Umbra-style molecules - part 1
Ideas from Umbra-style/German-style strings applied to molecules speed up exact match queries on molecules in duckdb_rdkit
The current implementation of is_exact_match
for finding molecules in duckdb_rdkit uses the standard molecule comparision algorithm found in the RDKit Postgres extension and the RDkit SQLite extension, chemicalite [1]. Here, I apply ideas from Umbra-style/German-style strings [2] to speed up exact search on molecules in duckdb by ~26-60x depending on the type of query.
Jump to results: results
Code: code
Hacker news discussion: hn
- Thanks to dalke, who has given me helpful feedback and new ideas to look into
Umbra-style/German-style strings
Umbra-style, or German-style strings, [2] is a string storage format that was introduced by Umbra [3] which makes searching through strings in database systems faster, and this format has been adopted in several data processing systems.
The Umbra-style string has one representation for short strings, and one representation for long strings. You can see the details in [2] and [3]. One strategy the Umbra-style string uses is to put a short prefix of the string in the encoding, and then store a pointer to the rest of the string (in the long string case).
The prefix allows the database system to rapidly rule out records that have no chance of being equal without following the pointer to the entire string. If one string starts with “Hi” and the other string starts with “Bye”, it doesn’t matter what the rest of the string is, these two strings are not equal.
I wanted to apply this prefix idea to the exact molecule search.
Analysis of the exact match algorithm drew a connection to Umbra-style strings
Let’s start by looking at the exact match algorithm from RDKit Postgres and chemicalite.
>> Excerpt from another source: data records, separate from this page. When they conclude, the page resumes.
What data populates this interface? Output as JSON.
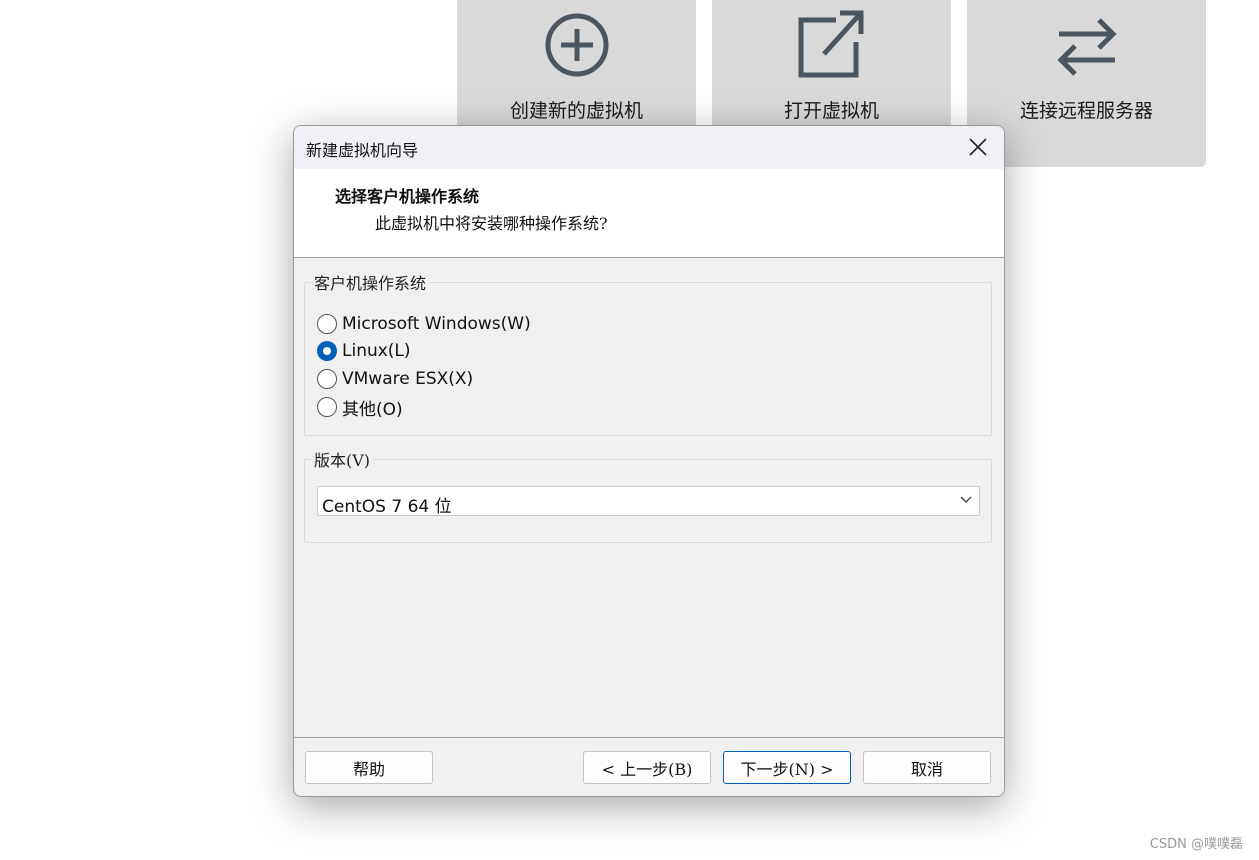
{
  "tiles": [
    {
      "label": "创建新的虚拟机",
      "icon": "plus-circle-icon"
    },
    {
      "label": "打开虚拟机",
      "icon": "external-open-icon"
    },
    {
      "label": "连接远程服务器",
      "icon": "swap-arrows-icon"
    }
  ],
  "dialog": {
    "title": "新建虚拟机向导",
    "header_title": "选择客户机操作系统",
    "header_subtitle": "此虚拟机中将安装哪种操作系统?",
    "os_group": {
      "title": "客户机操作系统",
      "options": [
        {
          "label": "Microsoft Windows(W)",
          "checked": false
        },
        {
          "label": "Linux(L)",
          "checked": true
        },
        {
          "label": "VMware ESX(X)",
          "checked": false
        },
        {
          "label": "其他(O)",
          "checked": false
        }
      ]
    },
    "version_group": {
      "title": "版本(V)",
      "selected": "CentOS 7 64 位"
    },
    "buttons": {
      "help": "帮助",
      "back": "< 上一步(B)",
      "next": "下一步(N) >",
      "cancel": "取消"
    }
  },
  "colors": {
    "accent": "#005fb8",
    "tile_bg": "#d9d9d9",
    "icon": "#4a5560"
  },
  "watermark": "CSDN @噗噗磊"
}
Below, you can see the code that I adapted from chemicalite.
bool mol_cmp(const RDKit::ROMol &m1, const RDKit::ROMol &m2) {
int res = m1.getNumAtoms() - m2.getNumAtoms();
if (res) {
return false;
}
res = m1.getNumBonds() - m2.getNumBonds();
if (res) {
return false;
}
res = int(RDKit::Descriptors::calcAMW(m1, false) -
RDKit::Descriptors::calcAMW(m2, false) + .5);
if (res) {
return false;
}
res = m1.getRingInfo()->numRings() - m2.getRingInfo()->numRings();
if (res) {
return false;
}
// if m1 is substruct of m2 and m2 is substruct of m1, likely to be the same
// molecule
RDKit::MatchVectType matchVect;
bool recursion_possible = false;
bool do_chiral_match = false;
bool ss1 = RDKit::SubstructMatch(m1, m2, matchVect, recursion_possible,
do_chiral_match);
bool ss2 = RDKit::SubstructMatch(m2, m1, matchVect, recursion_possible,
do_chiral_match);
if (ss1 && !ss2) {
return false;
} else if (!ss1 && ss2) {
return false;
}
// the above can still fail in some chirality cases
std::string smi1 = RDKit::MolToSmiles(m1, do_chiral_match);
std::string smi2 = RDKit::MolToSmiles(m2, do_chiral_match);
return smi1 == smi2;
}
That algorithm takes two RDKit molecule objects, and then runs a series of inexpensive checks to start ruling out molecules that cannot be a match and short-circuit before running more expensive checks. For example, do the two molecules have the same number of atoms? If not, there is no way the two molecules are the same. Only after the inexpensive checks are done, more expensive checks like substructure searches and converting the molecule to a RDKit canonicalized SMILES string are done.
The molecules are stored in a binary format in the database, and they need to be deserialized into RDKit molecule objects in order to access data like the number of atoms in the molecule.
I wondered how the exact match would perform if I pre-calculate and store these simple values when the structures are loaded into the database, which would allow short-circuiting without the deserialization of the binary molecule. This would be similar to the prefix idea of the Umbra-style strings. Assuming that the deserialization process is “slow” relative to the other operations that are carried out during the query execution, I thought this could provide a speedup.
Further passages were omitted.